Haklarımız, Kuzey Kafkasya'nın istiklalini ilk defa olarak 11 Mayıs 1918’de ilan etmiş değillerdir. Bundan yüz küsur yıl evvel, yani 19. asrın otuzuncu yıllarında, Kuban Çerkeslerinin milli kurultayı, “Karadeniz ile Hazar Denizi arasındaki bütün dört milyonluk Dağlıların" istiklalini bütün dünyaya ilan etmiş idi. Bu esnada, Kuzey Kafkasya'nın doğu kısmında, yani Dağıstan ile Çeçenistan'da, Rusya ile harp en kanlı safhasında bulunuyordu.
Rusların zuhurundan evvel, Kuzey Kafkasya halkları müntehap mümessilleri ve yahut reisleri ve Hanları marifetiyle idare ediliyorlardı. Rus-Kafkasya harpleri sırasında ise bu halklar, Şeyh Mansur, Gazi Molla, Hamzat Bey ve Şamil gibi halk tarafından seçilmiş imamlar etrafında birleşmiş bulunuyorlardı.
Harp yıllarında Kuzey Kafkasya'yı ziyaret etmiş olan yabancı seyyahların şahadetine göre, halklarımızın kendi kendini idare işinde gösterdiği zekâyı ve hürriyetleri uğrunda ibraz ettikleri büyük kahramanlık ve fedakârlığı dünyanın hiçbir milleti göstermemiştir.

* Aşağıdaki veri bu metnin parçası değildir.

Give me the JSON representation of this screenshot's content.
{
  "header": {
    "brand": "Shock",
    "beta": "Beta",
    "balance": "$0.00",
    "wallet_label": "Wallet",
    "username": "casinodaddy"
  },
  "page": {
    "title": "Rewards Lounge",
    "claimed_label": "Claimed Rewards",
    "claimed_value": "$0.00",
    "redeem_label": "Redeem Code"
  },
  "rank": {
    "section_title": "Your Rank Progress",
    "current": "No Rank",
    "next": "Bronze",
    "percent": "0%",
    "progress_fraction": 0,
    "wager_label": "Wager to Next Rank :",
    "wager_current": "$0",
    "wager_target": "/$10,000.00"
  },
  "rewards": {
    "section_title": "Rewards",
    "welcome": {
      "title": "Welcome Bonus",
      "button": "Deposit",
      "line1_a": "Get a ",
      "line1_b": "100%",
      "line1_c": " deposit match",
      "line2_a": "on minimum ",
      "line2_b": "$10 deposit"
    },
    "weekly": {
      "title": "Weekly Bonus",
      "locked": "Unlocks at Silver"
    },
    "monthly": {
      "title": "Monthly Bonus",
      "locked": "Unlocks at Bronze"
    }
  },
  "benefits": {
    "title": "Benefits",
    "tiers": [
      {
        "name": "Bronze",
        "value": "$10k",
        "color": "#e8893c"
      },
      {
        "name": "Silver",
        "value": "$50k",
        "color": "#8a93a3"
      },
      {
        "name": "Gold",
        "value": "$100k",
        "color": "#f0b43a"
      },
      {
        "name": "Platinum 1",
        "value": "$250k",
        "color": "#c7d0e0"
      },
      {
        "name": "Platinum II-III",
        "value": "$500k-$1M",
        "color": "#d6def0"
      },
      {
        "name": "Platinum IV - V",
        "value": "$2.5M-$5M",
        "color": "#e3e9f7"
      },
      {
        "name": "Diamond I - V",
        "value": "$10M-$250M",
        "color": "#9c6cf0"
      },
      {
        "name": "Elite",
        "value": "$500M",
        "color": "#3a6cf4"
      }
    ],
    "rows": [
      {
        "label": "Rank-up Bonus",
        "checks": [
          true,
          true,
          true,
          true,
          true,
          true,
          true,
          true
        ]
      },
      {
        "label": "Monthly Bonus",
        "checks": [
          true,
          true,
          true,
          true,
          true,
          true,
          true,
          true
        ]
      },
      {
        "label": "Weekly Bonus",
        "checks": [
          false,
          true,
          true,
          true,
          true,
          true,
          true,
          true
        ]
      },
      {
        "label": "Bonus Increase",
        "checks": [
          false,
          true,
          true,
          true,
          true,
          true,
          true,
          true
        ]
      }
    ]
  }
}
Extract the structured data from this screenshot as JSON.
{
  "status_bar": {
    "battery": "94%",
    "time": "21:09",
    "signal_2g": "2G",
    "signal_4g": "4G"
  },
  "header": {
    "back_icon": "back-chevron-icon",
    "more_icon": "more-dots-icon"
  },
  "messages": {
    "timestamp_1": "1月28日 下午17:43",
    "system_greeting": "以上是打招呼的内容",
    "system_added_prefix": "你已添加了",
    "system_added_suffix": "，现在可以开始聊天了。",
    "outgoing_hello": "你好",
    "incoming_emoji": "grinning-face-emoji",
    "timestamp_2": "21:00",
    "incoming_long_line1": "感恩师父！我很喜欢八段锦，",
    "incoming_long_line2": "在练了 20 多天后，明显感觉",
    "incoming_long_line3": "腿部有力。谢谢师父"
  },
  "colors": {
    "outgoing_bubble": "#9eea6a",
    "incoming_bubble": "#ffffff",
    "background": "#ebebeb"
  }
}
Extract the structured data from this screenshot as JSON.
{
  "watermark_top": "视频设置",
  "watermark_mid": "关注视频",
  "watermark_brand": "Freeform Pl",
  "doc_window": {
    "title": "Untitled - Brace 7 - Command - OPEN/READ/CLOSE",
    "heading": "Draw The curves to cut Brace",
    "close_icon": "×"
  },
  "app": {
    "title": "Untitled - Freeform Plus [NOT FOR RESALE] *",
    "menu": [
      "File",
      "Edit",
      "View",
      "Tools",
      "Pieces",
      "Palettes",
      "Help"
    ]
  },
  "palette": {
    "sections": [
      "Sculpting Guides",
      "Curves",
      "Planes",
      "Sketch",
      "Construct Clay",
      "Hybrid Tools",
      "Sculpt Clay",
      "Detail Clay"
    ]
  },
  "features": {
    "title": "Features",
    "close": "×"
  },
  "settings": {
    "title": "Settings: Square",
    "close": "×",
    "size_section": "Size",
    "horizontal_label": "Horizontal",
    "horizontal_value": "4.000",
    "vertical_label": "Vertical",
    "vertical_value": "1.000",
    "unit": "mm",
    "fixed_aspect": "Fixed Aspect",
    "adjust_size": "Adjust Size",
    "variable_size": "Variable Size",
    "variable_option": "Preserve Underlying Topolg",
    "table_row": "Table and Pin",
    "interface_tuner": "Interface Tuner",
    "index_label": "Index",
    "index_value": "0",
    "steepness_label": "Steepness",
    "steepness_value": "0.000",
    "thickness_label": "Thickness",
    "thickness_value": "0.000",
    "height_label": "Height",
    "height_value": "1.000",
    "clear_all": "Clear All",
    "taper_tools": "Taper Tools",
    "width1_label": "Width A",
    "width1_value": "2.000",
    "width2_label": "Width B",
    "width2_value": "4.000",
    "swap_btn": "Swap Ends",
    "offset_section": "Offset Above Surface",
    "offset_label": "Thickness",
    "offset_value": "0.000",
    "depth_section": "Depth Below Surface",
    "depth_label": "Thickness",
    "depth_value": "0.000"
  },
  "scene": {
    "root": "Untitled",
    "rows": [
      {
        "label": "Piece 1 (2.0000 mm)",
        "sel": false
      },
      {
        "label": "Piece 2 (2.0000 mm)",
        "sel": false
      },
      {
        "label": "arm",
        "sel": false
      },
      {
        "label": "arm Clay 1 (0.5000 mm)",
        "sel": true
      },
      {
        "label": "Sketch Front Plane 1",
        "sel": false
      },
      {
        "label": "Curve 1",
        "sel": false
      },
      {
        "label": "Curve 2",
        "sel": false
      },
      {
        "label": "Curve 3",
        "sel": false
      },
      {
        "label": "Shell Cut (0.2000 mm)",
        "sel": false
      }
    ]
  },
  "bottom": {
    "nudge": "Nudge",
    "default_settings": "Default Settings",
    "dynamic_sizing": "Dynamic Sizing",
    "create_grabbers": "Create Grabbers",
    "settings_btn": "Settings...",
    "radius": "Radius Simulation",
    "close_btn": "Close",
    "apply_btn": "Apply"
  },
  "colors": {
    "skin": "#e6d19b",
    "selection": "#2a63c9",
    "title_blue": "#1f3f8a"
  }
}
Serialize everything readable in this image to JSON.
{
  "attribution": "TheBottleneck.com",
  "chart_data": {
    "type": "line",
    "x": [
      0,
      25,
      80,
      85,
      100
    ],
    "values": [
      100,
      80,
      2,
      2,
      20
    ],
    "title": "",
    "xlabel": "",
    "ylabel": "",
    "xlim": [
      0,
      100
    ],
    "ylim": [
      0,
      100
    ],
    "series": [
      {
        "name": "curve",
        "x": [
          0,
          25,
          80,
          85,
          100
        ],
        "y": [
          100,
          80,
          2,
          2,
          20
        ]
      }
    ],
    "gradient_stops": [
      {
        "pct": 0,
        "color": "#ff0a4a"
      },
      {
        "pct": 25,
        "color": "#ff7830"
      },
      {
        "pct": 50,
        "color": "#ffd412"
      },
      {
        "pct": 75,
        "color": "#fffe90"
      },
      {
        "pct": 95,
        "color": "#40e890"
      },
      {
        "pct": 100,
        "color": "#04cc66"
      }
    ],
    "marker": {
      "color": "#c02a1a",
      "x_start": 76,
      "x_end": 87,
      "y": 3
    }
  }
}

Rus-Kafkasya harplerinin müellifi olan bir Fransız tarihçisi (Dulaurier) vaktiyle şunları yazmıştı: “Kafkasya Dağlıları, dize kadar kana batmış oldukları bir halde, her karış topraklarını ısrarla müdafaa ediyorlardı."
Bu sebepledir ki, 11 Mayıs 1918 günü, bugünkü nesil için 1919 ve 1920’de önce “Beyaz" Rus generalleri, sonra da kızıl komünistler tarafından gasp edilmiş olan istiklalimizi geri almak yolunda mücadeleye devam etmeyi telkin eden bir gündür.
Hürriyete olan hakkımız, kimsenin, hatta demokrat, sosyalist ve monarşist Rusların bile, ret veya kabulüne muhtaç değildir.
İlk önce Atlantik beyannamesi, sonra da Birleşmiş Milletler tarafından kabul edilmiş olan hakkımızdan kuvvet alarak, kızıl orduların vatanımızda bulunmasını askeri bir işgal ve barbarca bir tecavüz addediyoruz.
Mamafih, memleketimiz ve halklarımız üzerindeki Rus kâbusunu barbar Kremlin rejiminin tam izmihlali ile sona ereceği ve Kuzey Kafkasya istiklalinin yeniden kurulacağı günün hiç de uzakta olmadığına inanıp sabredelim. 11 Mayıs 1952
[1] Kafkasya (Der Kaukasus), No: 11-12, sf: 9-10-11, Haziran-Temmuz 1952.